We also honor others who have pursued the quest for equality and to end violence against women. We honor the achievements of men like Vice President Joe Biden, who in 1994 had the commitment and conscience to take on this international atrocity by penning the Violence Against Women Act. We honor organizations across the country that are addressing issues of bystander, specifically male bystander, intervention and the importance of every member of a community being an advocate to stop sexual and domestic violence against women when they see it -- and acknowledge its presence even when they don’t see it.
We are grateful to have the support of the President and his administration for our work to end the violence, and to have his strong voice in commemorating this month.
As he stated in his Presidential Proclamation:
"I have also called on every agency in the Federal Government to be part of the solution to ending violence against women, and they have responded with unprecedented cooperation to protect victims of domestic and sexual violence and enable survivors to break the cycle of abuse."
But we also take this time to look to how far we have to go to create a world where women are empowered in all ways and for an end to violence against women for future generations.
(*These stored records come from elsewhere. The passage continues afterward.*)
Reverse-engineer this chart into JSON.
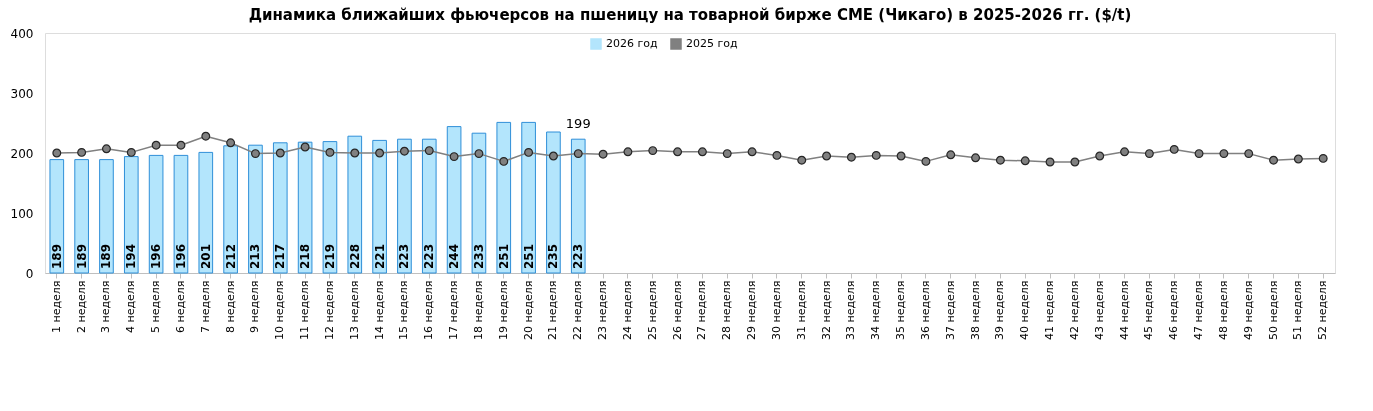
{
  "chart_data": {
    "type": "bar",
    "title": "Динамика ближайших фьючерсов на пшеницу на товарной бирже CME (Чикаго) в 2025-2026 гг. ($/t)",
    "categories": [
      "1 неделя",
      "2 неделя",
      "3 неделя",
      "4 неделя",
      "5 неделя",
      "6 неделя",
      "7 неделя",
      "8 неделя",
      "9 неделя",
      "10 неделя",
      "11 неделя",
      "12 неделя",
      "13 неделя",
      "14 неделя",
      "15 неделя",
      "16 неделя",
      "17 неделя",
      "18 неделя",
      "19 неделя",
      "20 неделя",
      "21 неделя",
      "22 неделя",
      "23 неделя",
      "24 неделя",
      "25 неделя",
      "26 неделя",
      "27 неделя",
      "28 неделя",
      "29 неделя",
      "30 неделя",
      "31 неделя",
      "32 неделя",
      "33 неделя",
      "34 неделя",
      "35 неделя",
      "36 неделя",
      "37 неделя",
      "38 неделя",
      "39 неделя",
      "40 неделя",
      "41 неделя",
      "42 неделя",
      "43 неделя",
      "44 неделя",
      "45 неделя",
      "46 неделя",
      "47 неделя",
      "48 неделя",
      "49 неделя",
      "50 неделя",
      "51 неделя",
      "52 неделя"
    ],
    "series": [
      {
        "name": "2026 год",
        "color": "#b3e5fc",
        "value_labels": [
          "189",
          "189",
          "189",
          "194",
          "196",
          "196",
          "201",
          "212",
          "213",
          "217",
          "218",
          "219",
          "228",
          "221",
          "223",
          "223",
          "244",
          "233",
          "251",
          "251",
          "235",
          "223",
          null,
          null,
          null,
          null,
          null,
          null,
          null,
          null,
          null,
          null,
          null,
          null,
          null,
          null,
          null,
          null,
          null,
          null,
          null,
          null,
          null,
          null,
          null,
          null,
          null,
          null,
          null,
          null,
          null,
          null
        ],
        "values": [
          189,
          189,
          189,
          194,
          196,
          196,
          201,
          212,
          213,
          217,
          218,
          219,
          228,
          221,
          223,
          223,
          244,
          233,
          251,
          251,
          235,
          223,
          null,
          null,
          null,
          null,
          null,
          null,
          null,
          null,
          null,
          null,
          null,
          null,
          null,
          null,
          null,
          null,
          null,
          null,
          null,
          null,
          null,
          null,
          null,
          null,
          null,
          null,
          null,
          null,
          null,
          null
        ]
      },
      {
        "name": "2025 год",
        "type": "line",
        "color": "#808080",
        "marker": "circle",
        "line_style": "solid",
        "value_labels": [
          null,
          null,
          null,
          null,
          null,
          null,
          null,
          null,
          null,
          null,
          null,
          null,
          null,
          null,
          null,
          null,
          null,
          null,
          null,
          null,
          null,
          "199",
          null,
          null,
          null,
          null,
          null,
          null,
          null,
          null,
          null,
          null,
          null,
          null,
          null,
          null,
          null,
          null,
          null,
          null,
          null,
          null,
          null,
          null,
          null,
          null,
          null,
          null,
          null,
          null,
          null,
          null
        ],
        "values": [
          200,
          201,
          207,
          201,
          213,
          213,
          228,
          217,
          199,
          200,
          210,
          201,
          200,
          200,
          203,
          204,
          194,
          199,
          186,
          201,
          195,
          199,
          198,
          202,
          204,
          202,
          202,
          199,
          202,
          196,
          188,
          195,
          193,
          196,
          195,
          186,
          197,
          192,
          188,
          187,
          185,
          185,
          195,
          202,
          199,
          206,
          199,
          199,
          199,
          188,
          190,
          191
        ]
      }
    ],
    "ylim": [
      0,
      400
    ],
    "yticks": [
      0,
      100,
      200,
      300,
      400
    ],
    "grid": false,
    "legend": "top"
  }
}
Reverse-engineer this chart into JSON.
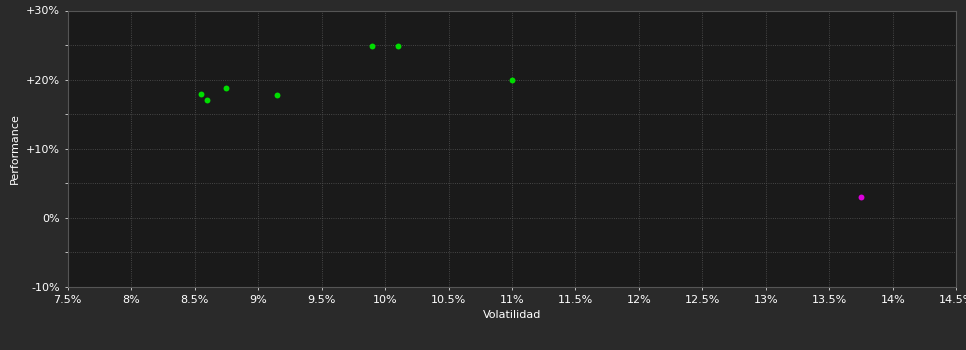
{
  "background_color": "#2a2a2a",
  "plot_bg_color": "#1a1a1a",
  "grid_color": "#555555",
  "text_color": "#ffffff",
  "xlabel": "Volatilidad",
  "ylabel": "Performance",
  "xlim": [
    0.075,
    0.145
  ],
  "ylim": [
    -0.1,
    0.3
  ],
  "xticks": [
    0.075,
    0.08,
    0.085,
    0.09,
    0.095,
    0.1,
    0.105,
    0.11,
    0.115,
    0.12,
    0.125,
    0.13,
    0.135,
    0.14,
    0.145
  ],
  "yticks": [
    -0.1,
    -0.05,
    0.0,
    0.05,
    0.1,
    0.15,
    0.2,
    0.25,
    0.3
  ],
  "ytick_labels": [
    "-10%",
    "",
    "0%",
    "",
    "+10%",
    "",
    "+20%",
    "",
    "+30%"
  ],
  "xtick_labels": [
    "7.5%",
    "8%",
    "8.5%",
    "9%",
    "9.5%",
    "10%",
    "10.5%",
    "11%",
    "11.5%",
    "12%",
    "12.5%",
    "13%",
    "13.5%",
    "14%",
    "14.5%"
  ],
  "green_points": [
    [
      0.0855,
      0.179
    ],
    [
      0.086,
      0.17
    ],
    [
      0.0875,
      0.188
    ],
    [
      0.0915,
      0.178
    ],
    [
      0.099,
      0.248
    ],
    [
      0.101,
      0.248
    ],
    [
      0.11,
      0.199
    ]
  ],
  "magenta_points": [
    [
      0.1375,
      0.03
    ]
  ],
  "green_color": "#00dd00",
  "magenta_color": "#dd00dd",
  "marker_size": 18,
  "axis_fontsize": 8,
  "tick_fontsize": 8
}
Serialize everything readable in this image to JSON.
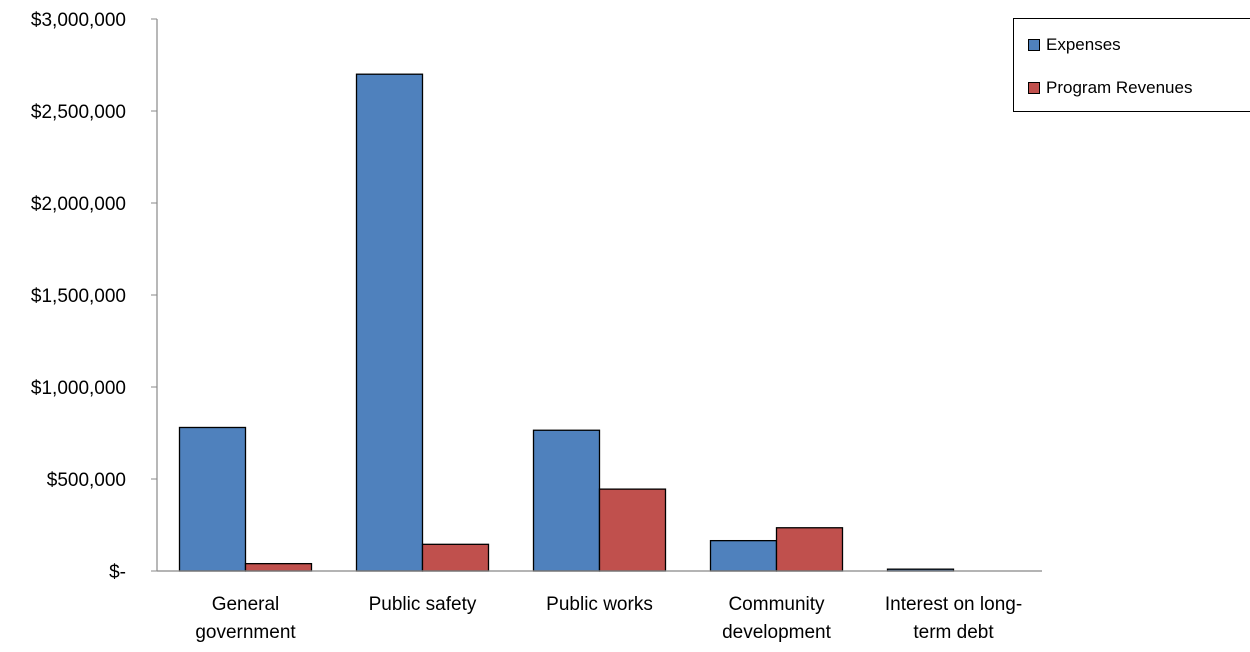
{
  "chart_data": {
    "type": "bar",
    "categories": [
      [
        "General",
        "government"
      ],
      [
        "Public safety"
      ],
      [
        "Public works"
      ],
      [
        "Community",
        "development"
      ],
      [
        "Interest on long-",
        "term debt"
      ]
    ],
    "series": [
      {
        "name": "Expenses",
        "color": "#4f81bd",
        "values": [
          780000,
          2700000,
          765000,
          165000,
          10000
        ]
      },
      {
        "name": "Program Revenues",
        "color": "#c0504d",
        "values": [
          40000,
          145000,
          445000,
          235000,
          0
        ]
      }
    ],
    "ylim": [
      0,
      3000000
    ],
    "yticks": [
      {
        "value": 0,
        "label": "$-"
      },
      {
        "value": 500000,
        "label": "$500,000"
      },
      {
        "value": 1000000,
        "label": "$1,000,000"
      },
      {
        "value": 1500000,
        "label": "$1,500,000"
      },
      {
        "value": 2000000,
        "label": "$2,000,000"
      },
      {
        "value": 2500000,
        "label": "$2,500,000"
      },
      {
        "value": 3000000,
        "label": "$3,000,000"
      }
    ],
    "grid": false,
    "legend": "top-right"
  }
}
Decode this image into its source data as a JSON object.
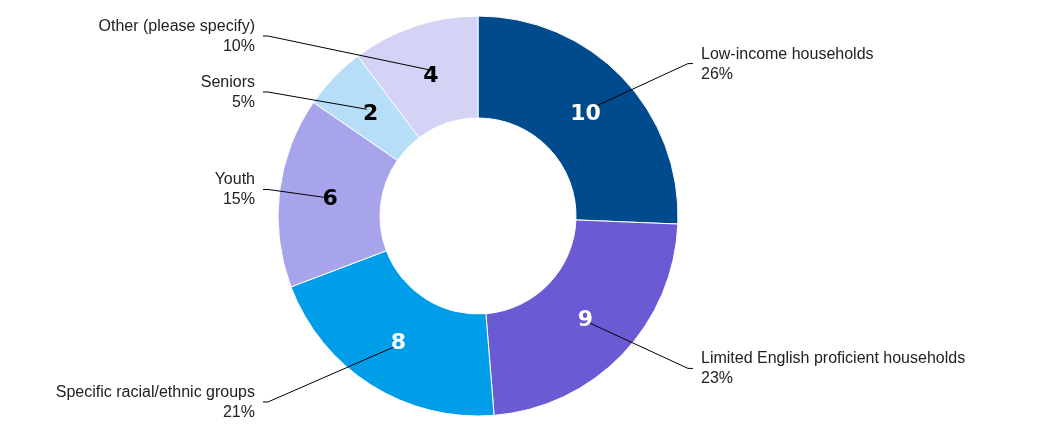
{
  "chart_data": {
    "type": "donut",
    "categories": [
      "Low-income households",
      "Limited English proficient households",
      "Specific racial/ethnic groups",
      "Youth",
      "Seniors",
      "Other (please specify)"
    ],
    "values": [
      10,
      9,
      8,
      6,
      2,
      4
    ],
    "colors": [
      "#004b8d",
      "#6a5ad4",
      "#009ee8",
      "#a8a4ec",
      "#b6def7",
      "#d4d2f5"
    ],
    "annotations": [
      "26%",
      "23%",
      "21%",
      "15%",
      "5%",
      "10%"
    ],
    "data_labels": true
  }
}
Nationally and internationally, the atrocities of violence against women are far from solved. At the Office on Violence Against Women, we take every opportunity to engage the field, and our federal partners and colleagues, to end this violence.
We also hope this month encourages you to renew your commitment and add your voice to the goal of seeing that violence against women is a part of our history, not our present or future.
We remind all those in need of assistance, or other concerned friends and individuals, to call the National Domestic Violence Hotline at 1-800-799-SAFE or the National Sexual Assault Hotline at 1-800-656-HOPE.